Time management is a skill any professional can improve upon. We all have situations where it seems like there aren’t enough hours in the day to adequately attend to our projects, commitments, or hobbies. We look at the clock some days and realize we didn’t accomplish many of the things we planned on doing. Luckily, there are proven ways to help you take charge of the day and become more productive. Let’s take a look at this strategy known as the four Ds of effective time management.
This is as simple as it suggests. Just act. David Allen in his productivity book titles, Getting Things Done, explained the two-minute rule. He said, “The rationale for the two-minute rule is that that’s more or less the point where it starts taking longer to store and track an item than to deal with it the first time it’s in your hands—in other words, it’s the efficiency cutoff.” There is so much you can do in just two minutes like write an email, pull up a report, making a quick phone call, etc. Now, if your task will take longer than two minutes and it is still a top priority, then work on it at least for 30 minutes or until you finish. Try not to work on anything else during this time and devote your energy to that specific task.
Delete is sometimes regarded by many people as the easiest of the four D’s to implement. The reason being that you do not have to do anything other than making the decision to either do the task or delete it. Many professionals recommend approaching this strategy through the lens of the Pareto Principle also known as the “80/20 Rule” which states that 80% of results should come from 20% of causes or activities. So, when it comes to certain tasks or activities, you have to ask yourself whether it will bring you the long-term result you are looking for. Some people may have difficulties deleting items from their to-do list which is why the next D can help with that.

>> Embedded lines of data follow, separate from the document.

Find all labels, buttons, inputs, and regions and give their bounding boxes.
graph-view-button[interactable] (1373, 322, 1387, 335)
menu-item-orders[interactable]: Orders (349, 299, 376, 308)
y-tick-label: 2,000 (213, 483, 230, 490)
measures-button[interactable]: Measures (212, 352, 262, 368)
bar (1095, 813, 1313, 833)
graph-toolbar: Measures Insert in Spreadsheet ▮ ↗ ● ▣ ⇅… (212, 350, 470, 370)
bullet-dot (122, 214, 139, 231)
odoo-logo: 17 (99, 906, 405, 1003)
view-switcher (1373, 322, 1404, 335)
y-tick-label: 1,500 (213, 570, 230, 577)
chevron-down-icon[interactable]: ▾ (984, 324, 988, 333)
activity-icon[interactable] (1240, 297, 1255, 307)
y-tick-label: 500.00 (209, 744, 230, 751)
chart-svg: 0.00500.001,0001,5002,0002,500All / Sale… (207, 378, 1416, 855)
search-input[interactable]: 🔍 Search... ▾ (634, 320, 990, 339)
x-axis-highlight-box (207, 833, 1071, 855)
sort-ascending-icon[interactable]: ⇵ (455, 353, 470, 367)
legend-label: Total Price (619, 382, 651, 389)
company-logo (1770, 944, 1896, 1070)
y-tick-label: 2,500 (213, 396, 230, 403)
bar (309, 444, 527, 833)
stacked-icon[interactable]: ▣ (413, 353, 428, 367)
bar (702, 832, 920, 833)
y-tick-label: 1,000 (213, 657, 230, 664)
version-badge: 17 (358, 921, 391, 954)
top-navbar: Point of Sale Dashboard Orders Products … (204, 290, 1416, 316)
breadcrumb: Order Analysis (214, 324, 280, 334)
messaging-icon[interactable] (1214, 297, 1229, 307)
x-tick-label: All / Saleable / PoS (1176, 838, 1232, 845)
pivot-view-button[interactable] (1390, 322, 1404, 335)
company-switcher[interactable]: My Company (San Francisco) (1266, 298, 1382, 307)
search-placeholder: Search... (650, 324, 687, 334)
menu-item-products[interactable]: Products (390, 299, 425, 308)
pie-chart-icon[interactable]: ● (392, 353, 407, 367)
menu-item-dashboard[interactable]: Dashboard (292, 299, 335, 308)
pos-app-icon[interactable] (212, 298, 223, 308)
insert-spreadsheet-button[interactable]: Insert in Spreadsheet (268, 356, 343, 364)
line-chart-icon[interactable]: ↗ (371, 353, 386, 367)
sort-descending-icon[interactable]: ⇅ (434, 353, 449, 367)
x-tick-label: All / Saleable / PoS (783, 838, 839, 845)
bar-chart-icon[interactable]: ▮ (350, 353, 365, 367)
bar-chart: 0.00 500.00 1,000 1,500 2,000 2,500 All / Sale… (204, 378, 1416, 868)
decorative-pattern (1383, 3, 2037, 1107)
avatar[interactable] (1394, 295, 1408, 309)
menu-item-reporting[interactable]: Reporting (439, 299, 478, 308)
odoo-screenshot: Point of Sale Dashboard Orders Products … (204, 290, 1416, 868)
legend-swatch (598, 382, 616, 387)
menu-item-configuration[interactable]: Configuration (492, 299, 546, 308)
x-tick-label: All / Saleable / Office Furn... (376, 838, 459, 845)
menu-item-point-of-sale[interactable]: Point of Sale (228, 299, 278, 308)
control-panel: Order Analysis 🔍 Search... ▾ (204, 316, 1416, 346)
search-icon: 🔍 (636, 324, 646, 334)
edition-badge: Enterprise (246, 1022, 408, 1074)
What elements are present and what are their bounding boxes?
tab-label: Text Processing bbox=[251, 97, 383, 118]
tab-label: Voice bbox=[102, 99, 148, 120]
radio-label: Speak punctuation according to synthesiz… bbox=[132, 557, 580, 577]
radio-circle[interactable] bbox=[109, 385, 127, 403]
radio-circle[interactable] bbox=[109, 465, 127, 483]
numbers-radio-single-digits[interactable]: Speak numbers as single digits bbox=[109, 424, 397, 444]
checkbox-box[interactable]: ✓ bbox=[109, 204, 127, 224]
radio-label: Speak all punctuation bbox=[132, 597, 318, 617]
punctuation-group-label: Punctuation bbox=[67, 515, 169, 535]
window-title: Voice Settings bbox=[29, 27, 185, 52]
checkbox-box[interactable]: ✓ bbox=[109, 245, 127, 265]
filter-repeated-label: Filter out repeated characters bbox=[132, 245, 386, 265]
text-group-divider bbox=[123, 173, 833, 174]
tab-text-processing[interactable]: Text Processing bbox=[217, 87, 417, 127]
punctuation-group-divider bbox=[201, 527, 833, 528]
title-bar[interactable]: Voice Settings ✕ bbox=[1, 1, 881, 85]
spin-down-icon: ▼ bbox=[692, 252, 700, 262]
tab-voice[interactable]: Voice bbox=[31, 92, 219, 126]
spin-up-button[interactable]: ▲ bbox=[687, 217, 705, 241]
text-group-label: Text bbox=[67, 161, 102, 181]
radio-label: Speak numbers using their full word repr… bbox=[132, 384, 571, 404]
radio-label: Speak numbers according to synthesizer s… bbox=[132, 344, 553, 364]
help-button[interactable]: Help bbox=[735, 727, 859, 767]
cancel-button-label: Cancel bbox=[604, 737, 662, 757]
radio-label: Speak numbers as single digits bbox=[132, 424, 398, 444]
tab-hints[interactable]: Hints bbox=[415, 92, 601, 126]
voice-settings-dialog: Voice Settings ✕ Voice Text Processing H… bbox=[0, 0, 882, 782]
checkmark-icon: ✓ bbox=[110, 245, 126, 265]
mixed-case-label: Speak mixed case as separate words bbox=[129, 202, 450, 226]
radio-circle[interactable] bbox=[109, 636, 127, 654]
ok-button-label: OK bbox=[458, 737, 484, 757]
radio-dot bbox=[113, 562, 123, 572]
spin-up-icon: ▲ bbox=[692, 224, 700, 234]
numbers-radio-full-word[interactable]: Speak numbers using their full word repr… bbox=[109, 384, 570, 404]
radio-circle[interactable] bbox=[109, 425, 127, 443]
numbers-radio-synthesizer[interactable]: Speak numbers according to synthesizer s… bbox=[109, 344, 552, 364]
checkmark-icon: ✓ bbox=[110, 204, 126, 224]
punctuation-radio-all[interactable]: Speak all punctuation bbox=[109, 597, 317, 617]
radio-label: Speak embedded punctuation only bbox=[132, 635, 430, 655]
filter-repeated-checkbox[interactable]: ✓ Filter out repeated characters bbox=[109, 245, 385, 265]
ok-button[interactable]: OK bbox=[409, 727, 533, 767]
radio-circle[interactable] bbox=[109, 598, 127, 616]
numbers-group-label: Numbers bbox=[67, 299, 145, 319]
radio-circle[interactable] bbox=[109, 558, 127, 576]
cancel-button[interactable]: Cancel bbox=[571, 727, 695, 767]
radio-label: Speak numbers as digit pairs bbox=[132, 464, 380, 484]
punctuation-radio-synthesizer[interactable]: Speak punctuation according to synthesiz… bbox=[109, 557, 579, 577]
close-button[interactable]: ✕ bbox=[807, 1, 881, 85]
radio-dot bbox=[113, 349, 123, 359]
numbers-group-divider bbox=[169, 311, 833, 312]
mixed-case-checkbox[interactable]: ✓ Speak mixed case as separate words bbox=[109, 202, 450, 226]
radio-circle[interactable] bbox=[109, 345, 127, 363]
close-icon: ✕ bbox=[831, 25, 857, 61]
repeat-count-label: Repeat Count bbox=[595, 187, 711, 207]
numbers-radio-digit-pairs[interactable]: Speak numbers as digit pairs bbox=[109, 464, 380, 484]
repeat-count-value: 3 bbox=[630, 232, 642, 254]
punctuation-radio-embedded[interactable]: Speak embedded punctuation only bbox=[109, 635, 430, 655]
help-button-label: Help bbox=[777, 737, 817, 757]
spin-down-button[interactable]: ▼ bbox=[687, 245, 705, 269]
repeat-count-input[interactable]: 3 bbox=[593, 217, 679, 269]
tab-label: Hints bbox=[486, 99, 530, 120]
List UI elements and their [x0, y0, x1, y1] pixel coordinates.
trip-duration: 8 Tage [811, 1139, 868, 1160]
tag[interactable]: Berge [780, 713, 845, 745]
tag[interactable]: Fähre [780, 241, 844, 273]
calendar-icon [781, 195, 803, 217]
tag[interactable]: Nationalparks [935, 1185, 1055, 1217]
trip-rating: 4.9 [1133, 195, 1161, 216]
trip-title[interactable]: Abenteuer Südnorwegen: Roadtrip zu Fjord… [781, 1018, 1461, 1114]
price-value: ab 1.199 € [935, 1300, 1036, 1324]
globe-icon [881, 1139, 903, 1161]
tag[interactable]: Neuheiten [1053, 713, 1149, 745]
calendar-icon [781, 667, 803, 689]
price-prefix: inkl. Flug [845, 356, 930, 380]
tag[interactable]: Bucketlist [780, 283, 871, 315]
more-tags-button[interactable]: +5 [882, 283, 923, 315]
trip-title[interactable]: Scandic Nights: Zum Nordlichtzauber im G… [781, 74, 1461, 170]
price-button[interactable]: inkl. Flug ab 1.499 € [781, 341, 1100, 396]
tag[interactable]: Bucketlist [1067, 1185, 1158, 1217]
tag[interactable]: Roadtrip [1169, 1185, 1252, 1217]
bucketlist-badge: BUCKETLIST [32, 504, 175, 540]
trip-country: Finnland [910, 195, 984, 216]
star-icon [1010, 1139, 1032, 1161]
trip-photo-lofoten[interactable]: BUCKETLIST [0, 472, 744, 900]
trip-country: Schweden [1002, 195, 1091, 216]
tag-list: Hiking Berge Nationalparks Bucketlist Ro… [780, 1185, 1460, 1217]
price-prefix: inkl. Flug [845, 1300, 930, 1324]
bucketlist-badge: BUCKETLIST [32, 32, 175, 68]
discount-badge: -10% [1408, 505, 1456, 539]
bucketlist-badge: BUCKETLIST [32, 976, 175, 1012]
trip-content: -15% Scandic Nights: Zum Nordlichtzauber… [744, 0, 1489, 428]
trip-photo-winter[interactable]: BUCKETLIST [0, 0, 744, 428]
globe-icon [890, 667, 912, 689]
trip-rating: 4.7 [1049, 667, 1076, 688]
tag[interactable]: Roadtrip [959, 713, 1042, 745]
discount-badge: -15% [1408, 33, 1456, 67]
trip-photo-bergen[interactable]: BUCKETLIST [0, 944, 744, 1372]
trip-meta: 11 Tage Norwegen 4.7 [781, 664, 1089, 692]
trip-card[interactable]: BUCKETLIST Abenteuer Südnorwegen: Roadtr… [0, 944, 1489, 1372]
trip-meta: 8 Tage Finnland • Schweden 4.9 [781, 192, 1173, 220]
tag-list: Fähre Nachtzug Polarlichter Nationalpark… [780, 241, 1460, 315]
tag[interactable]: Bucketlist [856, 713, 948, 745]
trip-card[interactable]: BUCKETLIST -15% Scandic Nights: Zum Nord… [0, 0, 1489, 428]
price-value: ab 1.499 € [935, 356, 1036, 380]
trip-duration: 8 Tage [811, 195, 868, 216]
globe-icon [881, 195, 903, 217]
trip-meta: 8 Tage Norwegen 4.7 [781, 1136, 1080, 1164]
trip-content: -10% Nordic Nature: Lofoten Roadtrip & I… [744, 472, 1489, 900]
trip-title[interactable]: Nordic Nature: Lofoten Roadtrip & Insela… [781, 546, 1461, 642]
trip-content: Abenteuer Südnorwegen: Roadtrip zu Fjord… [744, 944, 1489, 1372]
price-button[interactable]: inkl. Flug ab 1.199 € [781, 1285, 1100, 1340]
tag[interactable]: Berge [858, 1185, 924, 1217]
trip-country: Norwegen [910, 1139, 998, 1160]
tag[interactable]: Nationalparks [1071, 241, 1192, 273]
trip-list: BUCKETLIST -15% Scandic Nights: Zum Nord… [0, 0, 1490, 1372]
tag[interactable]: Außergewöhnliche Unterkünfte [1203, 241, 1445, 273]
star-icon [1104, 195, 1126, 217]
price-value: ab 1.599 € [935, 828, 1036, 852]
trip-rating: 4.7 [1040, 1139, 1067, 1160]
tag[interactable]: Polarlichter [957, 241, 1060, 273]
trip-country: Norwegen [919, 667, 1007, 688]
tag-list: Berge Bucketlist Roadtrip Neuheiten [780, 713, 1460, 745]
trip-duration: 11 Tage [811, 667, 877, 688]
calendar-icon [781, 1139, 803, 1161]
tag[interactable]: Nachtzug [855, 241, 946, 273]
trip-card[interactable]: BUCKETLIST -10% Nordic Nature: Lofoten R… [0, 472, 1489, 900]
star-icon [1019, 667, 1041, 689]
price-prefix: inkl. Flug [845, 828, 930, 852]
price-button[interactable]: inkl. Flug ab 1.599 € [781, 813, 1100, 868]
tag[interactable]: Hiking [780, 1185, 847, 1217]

Making decisions can be challenging. However, by deferring an item, it means you are saying “not right now” instead of “not ever.” These can range from a new project you plan on starting in the next week or two, or even a request from a co-worker that you must attend to by the end of the day. If you do intend to use this approach, be sure to remember to review your list of deferred items at the end of the day or week. At this point, you can make the decision to either do or delete. Keep in mind there is a fine line between deferring and procrastinating indefinitely.
If you are new to delegating items you might find it a bit uncomfortable when the results are a little different than if you were to complete it yourself. However, that does not mean you shouldn’t delegate as it could be a great way for you to leverage the day. If you want to perform this strategy effectively, create a playbook that breaks down the project step-by-step and detail what the final outcome should look like. Doing so will ensure that the result is not dependent on who is completing the task, but rather the quality of the checklist. Remember, smaller tasks that you might want to delegate will not need a checklist. You should think about whether your time will be better spent by delegating or doing. For example, you might be better off delegating the paying of a supplier and prioritizing a phone call with an unhappy customer.